The liturgical life of the church is emblematic of the way we live according to season. We begin Advent soon. We leave off reading about the life, teaching and ministry of Jesus, and we recount again the prophecies of renewal and restoration, and we remember the promise and hope of a new birth that bears profound possibility as to the way ahead. We do this as the light lessens.
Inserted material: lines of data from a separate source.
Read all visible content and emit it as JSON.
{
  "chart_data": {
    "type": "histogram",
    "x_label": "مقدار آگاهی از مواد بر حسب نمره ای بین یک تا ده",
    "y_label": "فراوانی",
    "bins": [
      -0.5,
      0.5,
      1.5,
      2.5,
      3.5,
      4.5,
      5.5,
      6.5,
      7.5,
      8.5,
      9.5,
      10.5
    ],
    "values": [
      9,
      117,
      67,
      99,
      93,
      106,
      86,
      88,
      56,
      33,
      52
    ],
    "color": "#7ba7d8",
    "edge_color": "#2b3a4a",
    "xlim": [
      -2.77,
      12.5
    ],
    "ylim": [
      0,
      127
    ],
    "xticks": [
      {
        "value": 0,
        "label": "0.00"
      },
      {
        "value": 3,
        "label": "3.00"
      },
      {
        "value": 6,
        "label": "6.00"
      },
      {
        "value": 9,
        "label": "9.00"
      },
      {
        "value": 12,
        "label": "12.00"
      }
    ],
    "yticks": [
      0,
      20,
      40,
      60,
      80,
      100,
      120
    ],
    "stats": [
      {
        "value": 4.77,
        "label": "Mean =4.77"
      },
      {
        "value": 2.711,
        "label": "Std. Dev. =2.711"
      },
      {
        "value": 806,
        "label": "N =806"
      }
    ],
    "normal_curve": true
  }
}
The service music will be different, the hymnody, the vestments change, the procession changes...All pointing to the reality that the earth and our lives in earth participate in a mysterious and beautiful transience, divine process set to song, that animates the universe entire... the becoming that is and is to come.

Pay attention to the truth of the season...for seasons sing of truth...pay attention, for this season of "mists and mellow fruitfulness" won't last...seasons beget new seasons that sing their version of truth too; but for now the earth begins sacred rest, accounting for what is gleaned and what is lost...and begins preparation for sleep...sleep in hope of season come round again, as if for the first time.

1 comment:

Rob Gray said...

Scatter, as from an unextinguished hearth
Ashes and sparks, thy words among mankind!
Be through thy lips to unawakened Earth

The trumpet of a prophecy! O Wind,
If Winter comes, can Spring be far behind?